The Cabinet Committee on Economic Affairs (CCEA) has approved continuation of Urea Subsidy Scheme from 2017 upto 2020 and implementation of Direct Benefit Transfer (DBT) for disbursement of fertilizer subsidy. The proposal in these regards was forwarded by Department of Fertilizers, Ministry of Chemicals and Fertilizers.
The continuation of the urea subsidy scheme will ensure timely payment of subsidy to urea manufacturers resulting in timely availability of urea to farmers at statutory controlled price. Implementation of DBT in Fertilizer Sector will reduce diversion of fertilizers to non-agricultural use and plug leakages.
DBT in Fertilizer Sector
Department of Fertilizers is in process to roll out DBT in fertilizer sector nationwide. DBT will entail 100% payment to fertilizer companies on sale of fertilizers to farmers at subsidized rates. The DBT in fertilizer sector being implemented is slightly different from normal DBT implemented for other schemes. Under it, the subsidy will be released to the fertilizer companies instead of the beneficiaries, after the sale is made by the retailers to the beneficiaries. The subsidy will be released on submission of claims generated in the web-based online Integrated Fertilizer Monitoring System (iFMS) by fertilizer companies.
Urea Subsidy Scheme
Urea Subsidy is part of Central Sector Scheme (CSS) of Department and is wholly financed by Central Government of India through budgetary support. It also includes Imported Urea subsidy which is directed towards import to bridge gap between assessed demand and indigenous production of urea in the country. It also includes freight subsidy for movement of urea across the country.
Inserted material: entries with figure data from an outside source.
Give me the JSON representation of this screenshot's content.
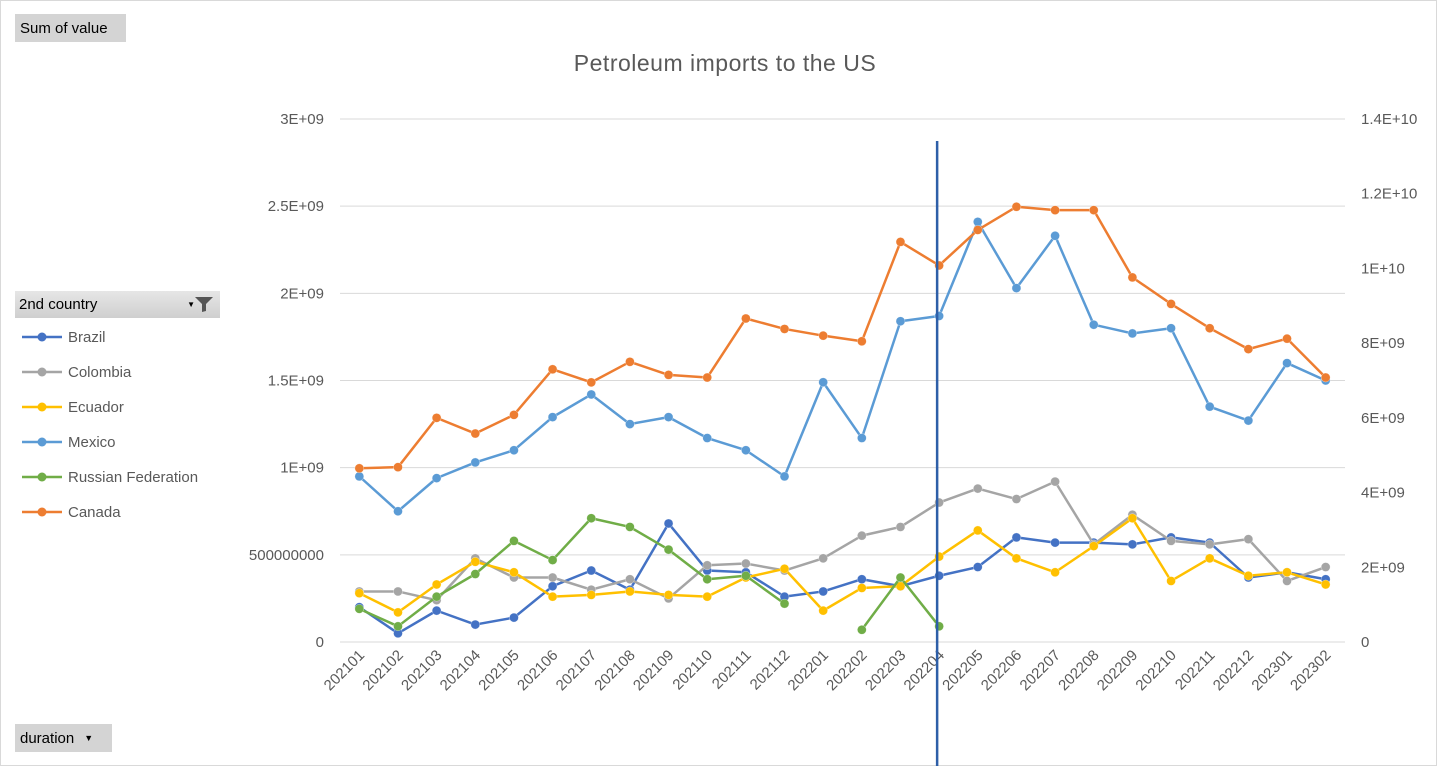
{
  "pivot": {
    "values_field": "Sum of value",
    "legend_field": "2nd country",
    "axis_field": "duration"
  },
  "icons": {
    "filter": "filter-icon",
    "dropdown": "dropdown-arrow-icon"
  },
  "chart_data": {
    "type": "line",
    "title": "Petroleum imports to the US",
    "xlabel": "",
    "ylabel": "",
    "grid": true,
    "legend_position": "left",
    "categories": [
      "202101",
      "202102",
      "202103",
      "202104",
      "202105",
      "202106",
      "202107",
      "202108",
      "202109",
      "202110",
      "202111",
      "202112",
      "202201",
      "202202",
      "202203",
      "202204",
      "202205",
      "202206",
      "202207",
      "202208",
      "202209",
      "202210",
      "202211",
      "202212",
      "202301",
      "202302"
    ],
    "y_axis": {
      "min": 0,
      "max": 3000000000,
      "ticks": [
        "0",
        "500000000",
        "1E+09",
        "1.5E+09",
        "2E+09",
        "2.5E+09",
        "3E+09"
      ]
    },
    "y2_axis": {
      "min": 0,
      "max": 14000000000,
      "ticks": [
        "0",
        "2E+09",
        "4E+09",
        "6E+09",
        "8E+09",
        "1E+10",
        "1.2E+10",
        "1.4E+10"
      ]
    },
    "vertical_marker_category": "202204",
    "series": [
      {
        "name": "Brazil",
        "color": "#4472c4",
        "axis": "primary",
        "values": [
          200000000,
          50000000,
          180000000,
          100000000,
          140000000,
          320000000,
          410000000,
          300000000,
          680000000,
          410000000,
          400000000,
          260000000,
          290000000,
          360000000,
          320000000,
          380000000,
          430000000,
          600000000,
          570000000,
          570000000,
          560000000,
          600000000,
          570000000,
          370000000,
          400000000,
          360000000
        ]
      },
      {
        "name": "Colombia",
        "color": "#a5a5a5",
        "axis": "primary",
        "values": [
          290000000,
          290000000,
          240000000,
          480000000,
          370000000,
          370000000,
          300000000,
          360000000,
          250000000,
          440000000,
          450000000,
          410000000,
          480000000,
          610000000,
          660000000,
          800000000,
          880000000,
          820000000,
          920000000,
          560000000,
          730000000,
          580000000,
          560000000,
          590000000,
          350000000,
          430000000
        ]
      },
      {
        "name": "Ecuador",
        "color": "#ffc000",
        "axis": "primary",
        "values": [
          280000000,
          170000000,
          330000000,
          460000000,
          400000000,
          260000000,
          270000000,
          290000000,
          270000000,
          260000000,
          370000000,
          420000000,
          180000000,
          310000000,
          320000000,
          490000000,
          640000000,
          480000000,
          400000000,
          550000000,
          710000000,
          350000000,
          480000000,
          380000000,
          400000000,
          330000000
        ]
      },
      {
        "name": "Mexico",
        "color": "#5b9bd5",
        "axis": "primary",
        "values": [
          950000000,
          750000000,
          940000000,
          1030000000,
          1100000000,
          1290000000,
          1420000000,
          1250000000,
          1290000000,
          1170000000,
          1100000000,
          950000000,
          1490000000,
          1170000000,
          1840000000,
          1870000000,
          2410000000,
          2030000000,
          2330000000,
          1820000000,
          1770000000,
          1800000000,
          1350000000,
          1270000000,
          1600000000,
          1500000000
        ]
      },
      {
        "name": "Russian Federation",
        "color": "#70ad47",
        "axis": "primary",
        "values": [
          190000000,
          90000000,
          260000000,
          390000000,
          580000000,
          470000000,
          710000000,
          660000000,
          530000000,
          360000000,
          380000000,
          220000000,
          null,
          70000000,
          370000000,
          90000000,
          null,
          null,
          null,
          null,
          null,
          null,
          null,
          null,
          null,
          null
        ]
      },
      {
        "name": "Canada",
        "color": "#ed7d31",
        "axis": "secondary",
        "values": [
          4650000000,
          4680000000,
          6000000000,
          5580000000,
          6080000000,
          7300000000,
          6950000000,
          7500000000,
          7150000000,
          7080000000,
          8660000000,
          8380000000,
          8200000000,
          8050000000,
          10710000000,
          10080000000,
          11030000000,
          11650000000,
          11560000000,
          11560000000,
          9760000000,
          9050000000,
          8400000000,
          7840000000,
          8120000000,
          7080000000
        ]
      }
    ]
  }
}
The use of chemical fertilizers have played pivotal role in making India self-reliant in food grain production and provide very vital input for growth of Indian agriculture. For sustained agricultural growth and to promote balanced nutrient application, urea is made available to farmers at statutorily controlled price.
The fertilizer subsidy mainly is difference between delivered cost of fertilizers at farm gate and MRP payable by farmer. It is given to fertilizer manufacturer/importer by Central Government. At present, there are 31 urea manufacturing units, out of which 28 urea units use Natural Gas as feedstock/fuel and remaining 3 urea units use Naphtha as feedstock.